Aufgrund der historischen Bedeutung fand ich einen Abstecher in die Stadt Białystok interessant. Dieser Ort, der eine nennenswerte Minderheit an deutscher und jüdischer Bevölkerung aufwies, ist ein typisches Beispiel für die willkürliche Inbesitznahme polnischer Gebiete durch Deutsche und Russen. Leider ist er auch ein Beispiel für das Unglück, welches den Juden insbesondere während des zweiten Weltkriegs widerfahren ist. Ich musste leider feststellen, dass der Ort ansonsten kein lohnenswerter Abstecher war.




Auf einem Radweg mit interessanten Motiven ging es wieder in die Natur. Der nächste Naturhöhepunkt stand auf dem Programm, der Białowieża-Nationalpark.

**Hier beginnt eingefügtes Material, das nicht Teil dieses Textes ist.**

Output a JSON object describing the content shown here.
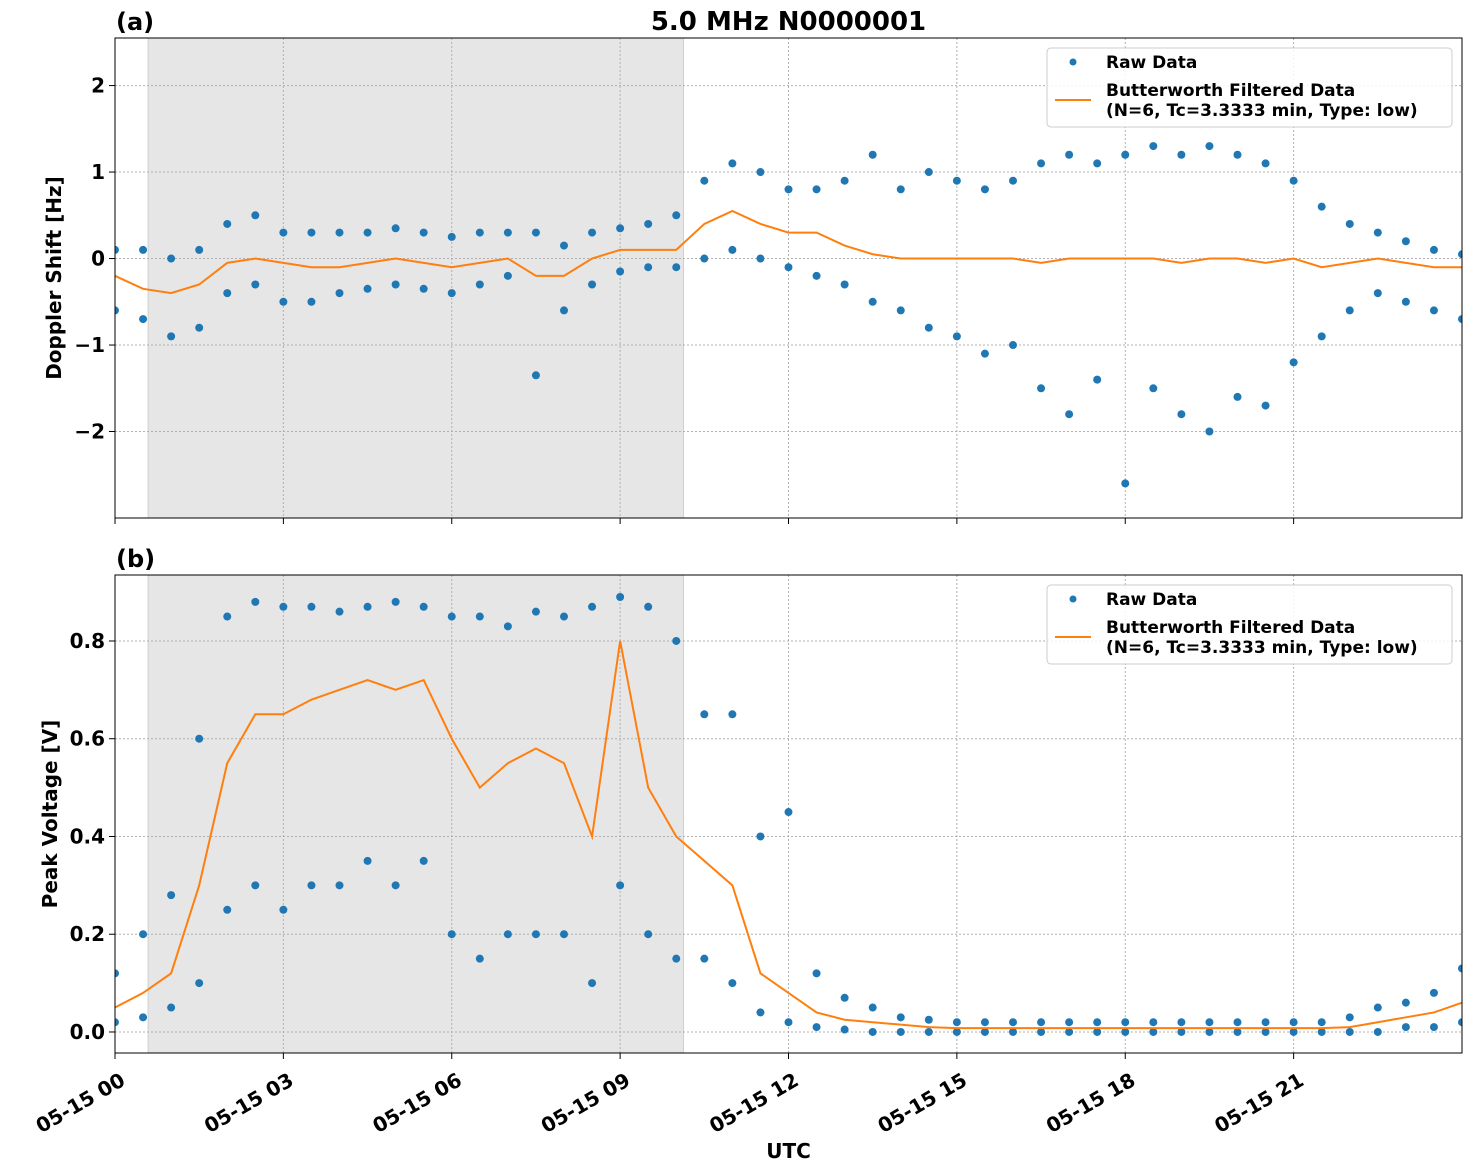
{
  "chart_data": [
    {
      "type": "line",
      "panel_label": "(a)",
      "title": "5.0 MHz N0000001",
      "y_label": "Doppler Shift [Hz]",
      "xlim": [
        0,
        24
      ],
      "xticks": [
        0,
        3,
        6,
        9,
        12,
        15,
        18,
        21
      ],
      "show_xtick_labels": false,
      "ylim": [
        -3,
        2.55
      ],
      "yticks": [
        {
          "value": -2,
          "label": "−2"
        },
        {
          "value": -1,
          "label": "−1"
        },
        0,
        1,
        2
      ],
      "grid": true,
      "shaded_span": [
        0.59,
        10.13
      ],
      "legend": "upper right",
      "series": [
        {
          "name": "Raw Data",
          "type": "scatter",
          "color": "#1f77b4",
          "x": [
            0,
            0,
            0.5,
            0.5,
            1,
            1,
            1.5,
            1.5,
            2,
            2,
            2.5,
            2.5,
            3,
            3,
            3.5,
            3.5,
            4,
            4,
            4.5,
            4.5,
            5,
            5,
            5.5,
            5.5,
            6,
            6,
            6.5,
            6.5,
            7,
            7,
            7.5,
            7.5,
            8,
            8,
            8.5,
            8.5,
            9,
            9,
            9.5,
            9.5,
            10,
            10,
            10.5,
            10.5,
            11,
            11,
            11.5,
            11.5,
            12,
            12,
            12.5,
            12.5,
            13,
            13,
            13.5,
            13.5,
            14,
            14,
            14.5,
            14.5,
            15,
            15,
            15.5,
            15.5,
            16,
            16,
            16.5,
            16.5,
            17,
            17,
            17.5,
            17.5,
            18,
            18,
            18.5,
            18.5,
            19,
            19,
            19.5,
            19.5,
            20,
            20,
            20.5,
            20.5,
            21,
            21,
            21.5,
            21.5,
            22,
            22,
            22.5,
            22.5,
            23,
            23,
            23.5,
            23.5,
            24,
            24
          ],
          "values": [
            -0.6,
            0.1,
            -0.7,
            0.1,
            -0.9,
            0.0,
            -0.8,
            0.1,
            -0.4,
            0.4,
            -0.3,
            0.5,
            -0.5,
            0.3,
            -0.5,
            0.3,
            -0.4,
            0.3,
            -0.35,
            0.3,
            -0.3,
            0.35,
            -0.35,
            0.3,
            -0.4,
            0.25,
            -0.3,
            0.3,
            -0.2,
            0.3,
            -1.35,
            0.3,
            -0.6,
            0.15,
            -0.3,
            0.3,
            -0.15,
            0.35,
            -0.1,
            0.4,
            -0.1,
            0.5,
            0.0,
            0.9,
            0.1,
            1.1,
            0.0,
            1.0,
            -0.1,
            0.8,
            -0.2,
            0.8,
            -0.3,
            0.9,
            -0.5,
            1.2,
            -0.6,
            0.8,
            -0.8,
            1.0,
            -0.9,
            0.9,
            -1.1,
            0.8,
            -1.0,
            0.9,
            -1.5,
            1.1,
            -1.8,
            1.2,
            -1.4,
            1.1,
            -2.6,
            1.2,
            -1.5,
            1.3,
            -1.8,
            1.2,
            -2.0,
            1.3,
            -1.6,
            1.2,
            -1.7,
            1.1,
            -1.2,
            0.9,
            -0.9,
            0.6,
            -0.6,
            0.4,
            -0.4,
            0.3,
            -0.5,
            0.2,
            -0.6,
            0.1,
            -0.7,
            0.05
          ]
        },
        {
          "name": [
            "Butterworth Filtered Data",
            "(N=6, Tc=3.3333 min, Type: low)"
          ],
          "type": "line",
          "color": "#ff7f0e",
          "x": [
            0,
            0.5,
            1,
            1.5,
            2,
            2.5,
            3,
            3.5,
            4,
            4.5,
            5,
            5.5,
            6,
            6.5,
            7,
            7.5,
            8,
            8.5,
            9,
            9.5,
            10,
            10.5,
            11,
            11.5,
            12,
            12.5,
            13,
            13.5,
            14,
            14.5,
            15,
            15.5,
            16,
            16.5,
            17,
            17.5,
            18,
            18.5,
            19,
            19.5,
            20,
            20.5,
            21,
            21.5,
            22,
            22.5,
            23,
            23.5,
            24
          ],
          "values": [
            -0.2,
            -0.35,
            -0.4,
            -0.3,
            -0.05,
            0.0,
            -0.05,
            -0.1,
            -0.1,
            -0.05,
            0.0,
            -0.05,
            -0.1,
            -0.05,
            0.0,
            -0.2,
            -0.2,
            0.0,
            0.1,
            0.1,
            0.1,
            0.4,
            0.55,
            0.4,
            0.3,
            0.3,
            0.15,
            0.05,
            0.0,
            0.0,
            0.0,
            0.0,
            0.0,
            -0.05,
            0.0,
            0.0,
            0.0,
            0.0,
            -0.05,
            0.0,
            0.0,
            -0.05,
            0.0,
            -0.1,
            -0.05,
            0.0,
            -0.05,
            -0.1,
            -0.1
          ]
        }
      ]
    },
    {
      "type": "line",
      "panel_label": "(b)",
      "y_label": "Peak Voltage [V]",
      "x_label": "UTC",
      "xlim": [
        0,
        24
      ],
      "xticks": [
        {
          "value": 0,
          "label": "05-15 00"
        },
        {
          "value": 3,
          "label": "05-15 03"
        },
        {
          "value": 6,
          "label": "05-15 06"
        },
        {
          "value": 9,
          "label": "05-15 09"
        },
        {
          "value": 12,
          "label": "05-15 12"
        },
        {
          "value": 15,
          "label": "05-15 15"
        },
        {
          "value": 18,
          "label": "05-15 18"
        },
        {
          "value": 21,
          "label": "05-15 21"
        }
      ],
      "show_xtick_labels": true,
      "ylim": [
        -0.043,
        0.935
      ],
      "yticks": [
        {
          "value": 0,
          "label": "0.0"
        },
        0.2,
        0.4,
        0.6,
        0.8
      ],
      "grid": true,
      "shaded_span": [
        0.59,
        10.13
      ],
      "legend": "upper right",
      "series": [
        {
          "name": "Raw Data",
          "type": "scatter",
          "color": "#1f77b4",
          "x": [
            0,
            0,
            0.5,
            0.5,
            1,
            1,
            1.5,
            1.5,
            2,
            2,
            2.5,
            2.5,
            3,
            3,
            3.5,
            3.5,
            4,
            4,
            4.5,
            4.5,
            5,
            5,
            5.5,
            5.5,
            6,
            6,
            6.5,
            6.5,
            7,
            7,
            7.5,
            7.5,
            8,
            8,
            8.5,
            8.5,
            9,
            9,
            9.5,
            9.5,
            10,
            10,
            10.5,
            10.5,
            11,
            11,
            11.5,
            11.5,
            12,
            12,
            12.5,
            12.5,
            13,
            13,
            13.5,
            13.5,
            14,
            14,
            14.5,
            14.5,
            15,
            15,
            15.5,
            15.5,
            16,
            16,
            16.5,
            16.5,
            17,
            17,
            17.5,
            17.5,
            18,
            18,
            18.5,
            18.5,
            19,
            19,
            19.5,
            19.5,
            20,
            20,
            20.5,
            20.5,
            21,
            21,
            21.5,
            21.5,
            22,
            22,
            22.5,
            22.5,
            23,
            23,
            23.5,
            23.5,
            24,
            24
          ],
          "values": [
            0.02,
            0.12,
            0.03,
            0.2,
            0.05,
            0.28,
            0.1,
            0.6,
            0.25,
            0.85,
            0.3,
            0.88,
            0.25,
            0.87,
            0.3,
            0.87,
            0.3,
            0.86,
            0.35,
            0.87,
            0.3,
            0.88,
            0.35,
            0.87,
            0.2,
            0.85,
            0.15,
            0.85,
            0.2,
            0.83,
            0.2,
            0.86,
            0.2,
            0.85,
            0.1,
            0.87,
            0.3,
            0.89,
            0.2,
            0.87,
            0.15,
            0.8,
            0.15,
            0.65,
            0.1,
            0.65,
            0.04,
            0.4,
            0.02,
            0.45,
            0.01,
            0.12,
            0.005,
            0.07,
            0,
            0.05,
            0,
            0.03,
            0,
            0.025,
            0,
            0.02,
            0,
            0.02,
            0,
            0.02,
            0,
            0.02,
            0,
            0.02,
            0,
            0.02,
            0,
            0.02,
            0,
            0.02,
            0,
            0.02,
            0,
            0.02,
            0,
            0.02,
            0,
            0.02,
            0,
            0.02,
            0,
            0.02,
            0,
            0.03,
            0,
            0.05,
            0.01,
            0.06,
            0.01,
            0.08,
            0.02,
            0.13
          ]
        },
        {
          "name": [
            "Butterworth Filtered Data",
            "(N=6, Tc=3.3333 min, Type: low)"
          ],
          "type": "line",
          "color": "#ff7f0e",
          "x": [
            0,
            0.5,
            1,
            1.5,
            2,
            2.5,
            3,
            3.5,
            4,
            4.5,
            5,
            5.5,
            6,
            6.5,
            7,
            7.5,
            8,
            8.5,
            9,
            9.5,
            10,
            10.5,
            11,
            11.5,
            12,
            12.5,
            13,
            13.5,
            14,
            14.5,
            15,
            15.5,
            16,
            16.5,
            17,
            17.5,
            18,
            18.5,
            19,
            19.5,
            20,
            20.5,
            21,
            21.5,
            22,
            22.5,
            23,
            23.5,
            24
          ],
          "values": [
            0.05,
            0.08,
            0.12,
            0.3,
            0.55,
            0.65,
            0.65,
            0.68,
            0.7,
            0.72,
            0.7,
            0.72,
            0.6,
            0.5,
            0.55,
            0.58,
            0.55,
            0.4,
            0.8,
            0.5,
            0.4,
            0.35,
            0.3,
            0.12,
            0.08,
            0.04,
            0.025,
            0.02,
            0.015,
            0.01,
            0.008,
            0.008,
            0.008,
            0.008,
            0.008,
            0.008,
            0.008,
            0.008,
            0.008,
            0.008,
            0.008,
            0.008,
            0.008,
            0.008,
            0.01,
            0.02,
            0.03,
            0.04,
            0.06
          ]
        }
      ]
    }
  ]
}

Ach so, die Ursache für die Vogelmotive …



Einige Impressionen der folgenden Strecke, die mich schließlich zum Campingplatz des Nationalparks führte, möchte ich noch geben.










DER SECHSTE TAG (30.05. – 122 KM / 414 M)

Und, was soll ich sagen, es war bis zum Abend sonnig. Die etwas reduzierte Kilometerleistung deutet darauf hin – diesmal war es sehr anstrengend. So mancher Küstenstrich würde sich über die Menge und lockere Qualität des Sands freuen, der heute die Grundlage etlicher Wege war. Die für den ambitionierten Radfahrer eher ungewohnte Fortbewegung auf zwei Beinen stellte schon eine gewisse Herausforderung dar, der ich mich natürlich stellte. Die Umgebung im Nationalpark und auch danach entlang der weißrussischen Grenze entschädigten aber locker für die Anstrengungen. Leider hatte ich Wisente (zumindest echte), die ja dort leben sollen, nicht entdecken können, obwohl ich wieder recht früh losgekommen bin.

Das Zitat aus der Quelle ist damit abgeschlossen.